Perspectives on commit history
I’ve just read three blog posts talking about what policy open source projects should adopt with regard to what the Linux kernel community calls “the perfect patch”.
- Sarah Sharp on “Patchsets for dinner”
- Joey Hess on “our beautiful fake histories”
- Matthew Garrett on “Your project’s RCS history affects ease of contribution (or: don’t squash PRs)”
All three are writing with the perspective of extensive experience using git for collaboration on open source projects. They fully understand the alternatives, and I respect their positions.
I’d like to offer a fourth position that’s close to Joey’s, with a slightly different emphasis: If you want new contributors to your project, never tell them to rebase. Don’t ask them to “git rebase -i”, don’t ask them to “git pull –rebase”, none of that.
Similarly, if you’re teaching people how to use git for the first time, please do not teach them anything about rebase, except perhaps to say, “There’s this thing called rebase.
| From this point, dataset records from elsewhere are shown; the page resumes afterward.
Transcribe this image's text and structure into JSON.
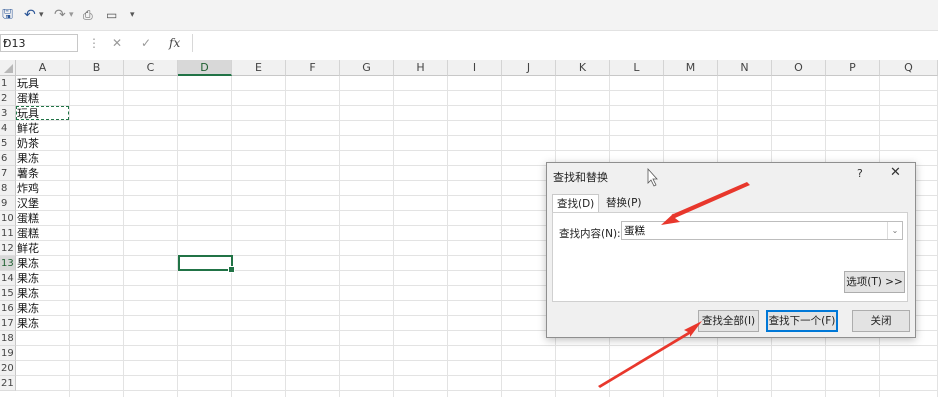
{
  "quick_access": {
    "icons": [
      "save-icon",
      "undo-icon",
      "redo-icon",
      "print-preview-icon",
      "touch-mode-icon",
      "customize-qat-icon"
    ],
    "glyphs": {
      "save": "🖫",
      "undo": "↶",
      "undo_dd": "▾",
      "redo": "↷",
      "redo_dd": "▾",
      "preview": "⎙",
      "touch": "▭",
      "customize": "▾"
    }
  },
  "formula_bar": {
    "name_box": "D13",
    "name_box_dropdown": "▾",
    "separator": "⋮",
    "cancel": "✕",
    "enter": "✓",
    "fx": "fx",
    "formula": ""
  },
  "sheet": {
    "columns": [
      "A",
      "B",
      "C",
      "D",
      "E",
      "F",
      "G",
      "H",
      "I",
      "J",
      "K",
      "L",
      "M",
      "N",
      "O",
      "P",
      "Q"
    ],
    "selected_column": "D",
    "rows": [
      "1",
      "2",
      "3",
      "4",
      "5",
      "6",
      "7",
      "8",
      "9",
      "10",
      "11",
      "12",
      "13",
      "14",
      "15",
      "16",
      "17",
      "18",
      "19",
      "20",
      "21"
    ],
    "selected_row": "13",
    "column_a_values": [
      "玩具",
      "蛋糕",
      "玩具",
      "鲜花",
      "奶茶",
      "果冻",
      "薯条",
      "炸鸡",
      "汉堡",
      "蛋糕",
      "蛋糕",
      "鲜花",
      "果冻",
      "果冻",
      "果冻",
      "果冻",
      "果冻"
    ]
  },
  "dialog": {
    "title": "查找和替换",
    "help": "?",
    "close": "✕",
    "tabs": {
      "find": "查找(D)",
      "replace": "替换(P)"
    },
    "find_label": "查找内容(N):",
    "find_value": "蛋糕",
    "dropdown": "⌄",
    "options_button": "选项(T) >>",
    "find_all_button": "查找全部(I)",
    "find_next_button": "查找下一个(F)",
    "close_button": "关闭"
  },
  "colors": {
    "excel_green": "#217346",
    "annotation_red": "#e8372c",
    "dialog_bg": "#f0f0f0"
  }
}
Don’t use it until you understand ‘git reflog’ and have a pretty good sense of git’s object model.”
My problem with rebase is that, as Joey wrote, it “works well except when it doesn’t, when some detail airbrushed out of the only remaining history turns out to be important.” Worse, the tools for fixing rebase mistakes require deep understanding of how git works.
If you have a merge commit that went wrong (perhaps there are merge conflict markers still in it, or conflicts were resolved incorrectly) then you can check out the pre-merge version on a branch, re-do the merge, and use “git merge -s ours” to replace the effects of the bad merge. It’s a bit tedious, but the procedure is reliable, and someone more experienced can do it for you if necessary. If you have somebody else’s rebased commits that had merge conflicts that they resolved incorrectly, there’s nothing you can do. If they’re your own commits then you can dig around in your reflog and hope you can find the pre-rebase branch head, but that takes much more effort than if you simply merged.
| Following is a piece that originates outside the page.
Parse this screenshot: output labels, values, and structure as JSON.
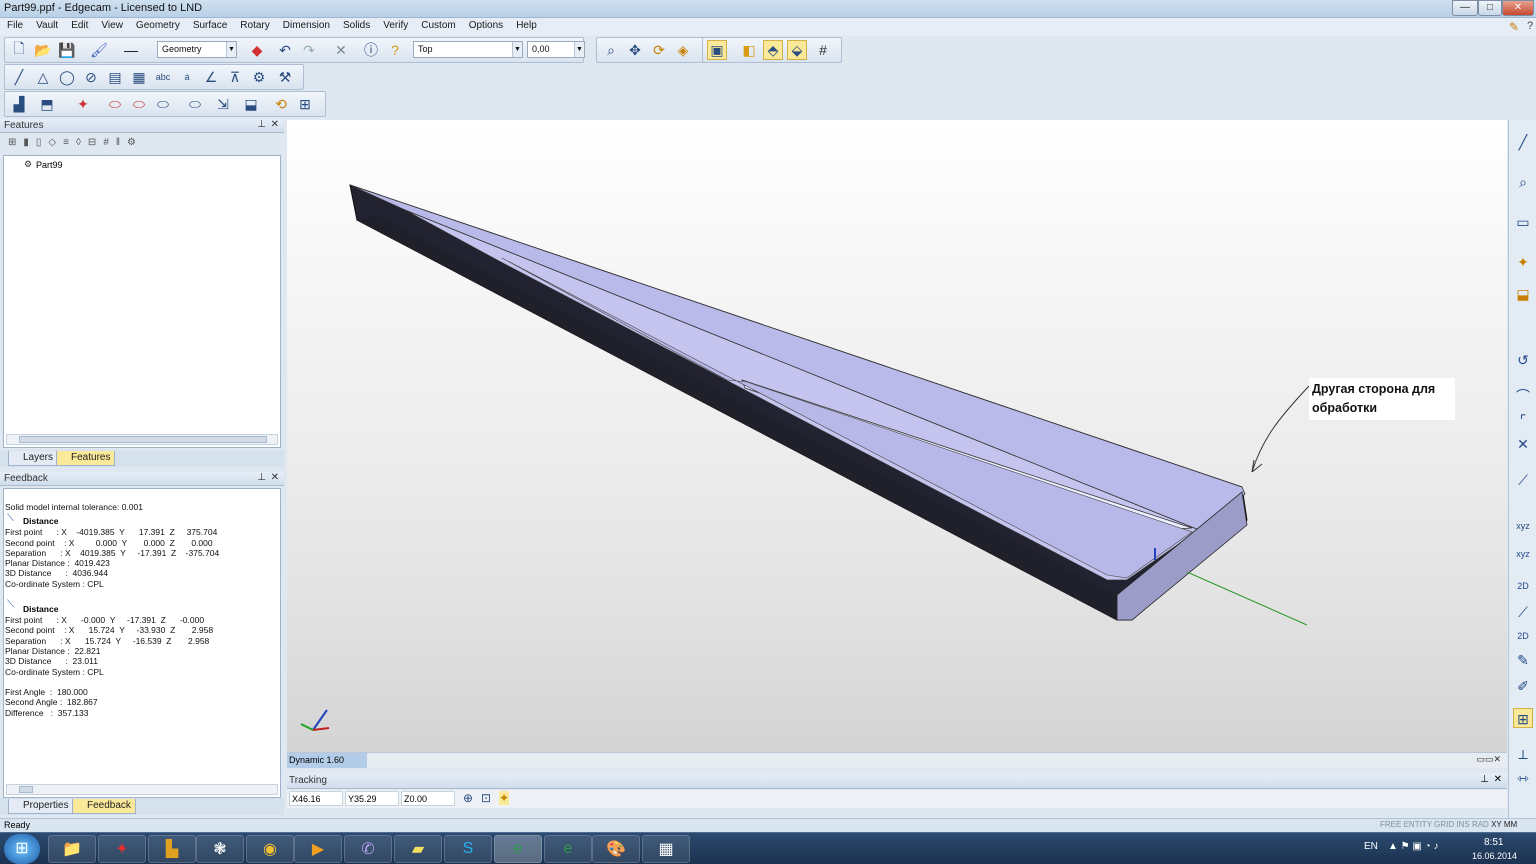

To Matthew’s point, squashing branches instead of merging them has many of the same problems, plus the separate problems he called out in his post. So I agree with him that squashing pull requests is a poor choice as well.
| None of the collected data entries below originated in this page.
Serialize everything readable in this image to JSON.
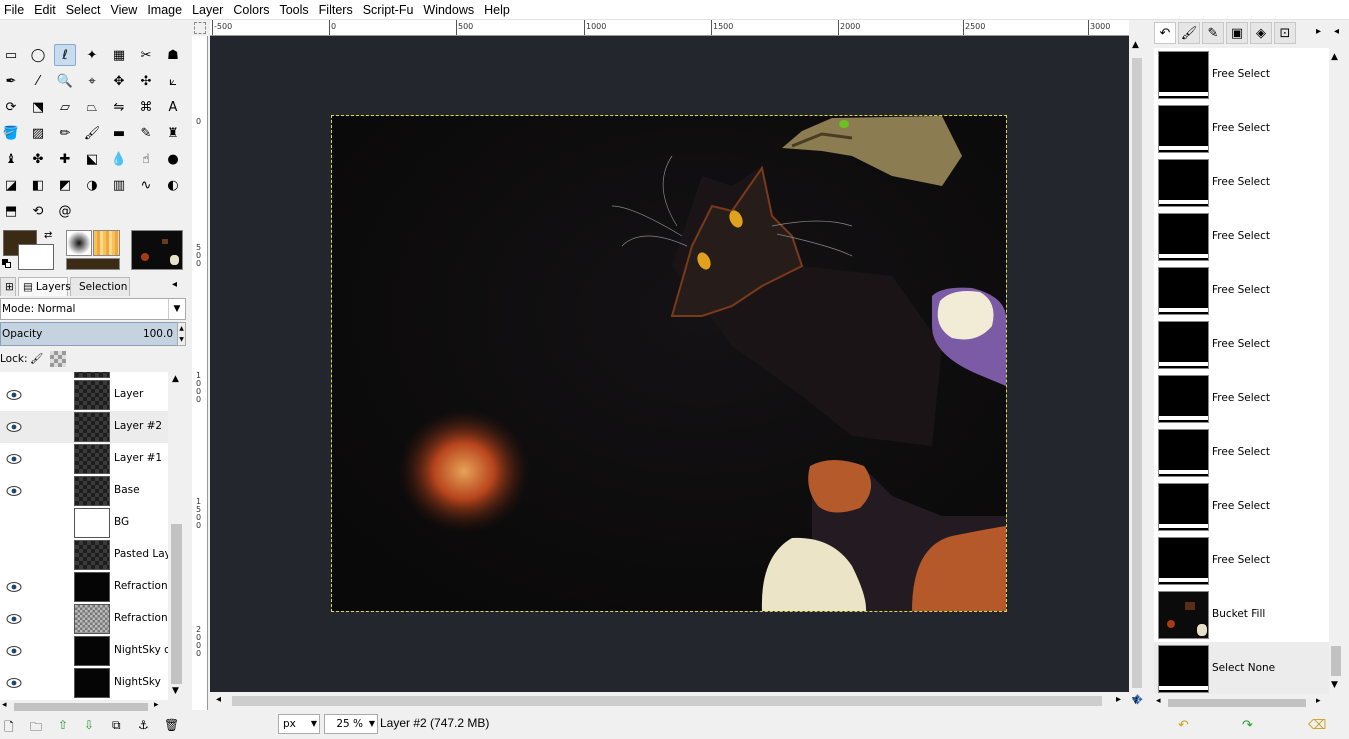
{
  "menu": [
    "File",
    "Edit",
    "Select",
    "View",
    "Image",
    "Layer",
    "Colors",
    "Tools",
    "Filters",
    "Script-Fu",
    "Windows",
    "Help"
  ],
  "toolbox": {
    "tools": [
      {
        "name": "rect-select-icon",
        "glyph": "▭"
      },
      {
        "name": "ellipse-select-icon",
        "glyph": "◯"
      },
      {
        "name": "free-select-icon",
        "glyph": "ℓ",
        "active": true
      },
      {
        "name": "fuzzy-select-icon",
        "glyph": "✦"
      },
      {
        "name": "select-by-color-icon",
        "glyph": "▦"
      },
      {
        "name": "scissors-select-icon",
        "glyph": "✂"
      },
      {
        "name": "foreground-select-icon",
        "glyph": "☗"
      },
      {
        "name": "paths-icon",
        "glyph": "✒"
      },
      {
        "name": "color-picker-icon",
        "glyph": "⁄"
      },
      {
        "name": "zoom-icon",
        "glyph": "🔍"
      },
      {
        "name": "measure-icon",
        "glyph": "⌖"
      },
      {
        "name": "move-icon",
        "glyph": "✥"
      },
      {
        "name": "alignment-icon",
        "glyph": "✣"
      },
      {
        "name": "crop-icon",
        "glyph": "⟀"
      },
      {
        "name": "rotate-icon",
        "glyph": "⟳"
      },
      {
        "name": "scale-icon",
        "glyph": "⬔"
      },
      {
        "name": "shear-icon",
        "glyph": "▱"
      },
      {
        "name": "perspective-icon",
        "glyph": "⏢"
      },
      {
        "name": "flip-icon",
        "glyph": "⇋"
      },
      {
        "name": "cage-transform-icon",
        "glyph": "⌘"
      },
      {
        "name": "text-icon",
        "glyph": "A"
      },
      {
        "name": "bucket-fill-icon",
        "glyph": "🪣"
      },
      {
        "name": "blend-icon",
        "glyph": "▨"
      },
      {
        "name": "pencil-icon",
        "glyph": "✏"
      },
      {
        "name": "paintbrush-icon",
        "glyph": "🖌"
      },
      {
        "name": "eraser-icon",
        "glyph": "▬"
      },
      {
        "name": "airbrush-icon",
        "glyph": "✎"
      },
      {
        "name": "ink-icon",
        "glyph": "♜"
      },
      {
        "name": "mypaint-brush-icon",
        "glyph": "♝"
      },
      {
        "name": "clone-icon",
        "glyph": "✤"
      },
      {
        "name": "heal-icon",
        "glyph": "✚"
      },
      {
        "name": "perspective-clone-icon",
        "glyph": "⬕"
      },
      {
        "name": "blur-icon",
        "glyph": "💧"
      },
      {
        "name": "smudge-icon",
        "glyph": "☝"
      },
      {
        "name": "dodge-burn-icon",
        "glyph": "●"
      },
      {
        "name": "warp-icon",
        "glyph": "◪"
      },
      {
        "name": "color-balance-icon",
        "glyph": "◧"
      },
      {
        "name": "hue-saturation-icon",
        "glyph": "◩"
      },
      {
        "name": "colorize-icon",
        "glyph": "◑"
      },
      {
        "name": "levels-icon",
        "glyph": "▥"
      },
      {
        "name": "curves-icon",
        "glyph": "∿"
      },
      {
        "name": "brightness-contrast-icon",
        "glyph": "◐"
      },
      {
        "name": "threshold-icon",
        "glyph": "⬒"
      },
      {
        "name": "desaturate-icon",
        "glyph": "⟲"
      },
      {
        "name": "spiral-icon",
        "glyph": "@"
      }
    ]
  },
  "colors": {
    "foreground": "#3b2b15",
    "background": "#ffffff",
    "accent": "#c9dcef"
  },
  "dock": {
    "tabs": [
      {
        "label": "Layers",
        "active": true
      },
      {
        "label": "Selection",
        "active": false
      }
    ],
    "mode_label": "Mode: Normal",
    "opacity_label": "Opacity",
    "opacity_value": "100.0",
    "lock_label": "Lock:",
    "layers": [
      {
        "name": "Layer",
        "visible": true,
        "thumb": "checker",
        "selected": false
      },
      {
        "name": "Layer #2",
        "visible": true,
        "thumb": "checker",
        "selected": true
      },
      {
        "name": "Layer #1",
        "visible": true,
        "thumb": "checker",
        "selected": false
      },
      {
        "name": "Base",
        "visible": true,
        "thumb": "checker",
        "selected": false
      },
      {
        "name": "BG",
        "visible": false,
        "thumb": "white",
        "selected": false
      },
      {
        "name": "Pasted Laye",
        "visible": false,
        "thumb": "checker",
        "selected": false
      },
      {
        "name": "RefractionL",
        "visible": true,
        "thumb": "black",
        "selected": false
      },
      {
        "name": "RefractionL",
        "visible": true,
        "thumb": "noise",
        "selected": false
      },
      {
        "name": "NightSky co",
        "visible": true,
        "thumb": "black",
        "selected": false
      },
      {
        "name": "NightSky",
        "visible": true,
        "thumb": "black",
        "selected": false
      }
    ]
  },
  "rulers": {
    "horizontal": [
      "-500",
      "0",
      "500",
      "1000",
      "1500",
      "2000",
      "2500",
      "3000"
    ],
    "vertical": [
      "0",
      "500",
      "1000",
      "1500",
      "2000"
    ]
  },
  "statusbar": {
    "unit": "px",
    "zoom": "25 %",
    "info": "Layer #2 (747.2 MB)"
  },
  "history": {
    "items": [
      {
        "label": "Free Select",
        "thumb": "black",
        "selected": false
      },
      {
        "label": "Free Select",
        "thumb": "black",
        "selected": false
      },
      {
        "label": "Free Select",
        "thumb": "black",
        "selected": false
      },
      {
        "label": "Free Select",
        "thumb": "black",
        "selected": false
      },
      {
        "label": "Free Select",
        "thumb": "black",
        "selected": false
      },
      {
        "label": "Free Select",
        "thumb": "black",
        "selected": false
      },
      {
        "label": "Free Select",
        "thumb": "black",
        "selected": false
      },
      {
        "label": "Free Select",
        "thumb": "black",
        "selected": false
      },
      {
        "label": "Free Select",
        "thumb": "black",
        "selected": false
      },
      {
        "label": "Free Select",
        "thumb": "black",
        "selected": false
      },
      {
        "label": "Bucket Fill",
        "thumb": "scene",
        "selected": false
      },
      {
        "label": "Select None",
        "thumb": "black",
        "selected": true
      }
    ]
  }
}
A side effect of this advice is that the Linux kernel style of demanding perfect patches is impractical if you want newcomers to contribute, unless you’re willing to put in a lot of work on mentoring. (Which is one reason why Outreachy is a wonderful program!)
I sympathize with the kernel community and others who’ve adopted similar policies. As Joey pointed out, using “git bisect” to track down a bug requires a lot more work if your history contains lots of commits which don’t compile or fail for unrelated reasons—but as he also pointed out, adding a “–merges-only” option to bisect would make that much less of an issue, and we shouldn’t design our processes around the UX failures of our tools if we can just fix the tools instead.
A more compelling concern is that code review, which is still one of the best tools we have for software quality, is more difficult if you’re trying to review a messy series of patches. So evaluate your costs and benefits. Does your project actually do code review? If not, don’t worry about clean patches, because you have bigger problems. Even if you do code review, is it really that hard to evaluate the history of how your contributors actually made their changes? The Linux kernel has tens of millions of lines of code, making code review inherently challenging even with perfect patches. Is your project honestly anywhere near that scale?
It may be that whenever Josh Triplett gets around to releasing his current project (which I’ve seen nothing public on yet), we’ll be able to have a different conversation around the ergonomics of managing a patch series. Until then, relaxing OCD requirements around what your commit history looks like in gitk or what your individual diffs contain allows you to accept contributions from more people and get them ramped up on improving your project. For most projects, that’s worth more than anything else.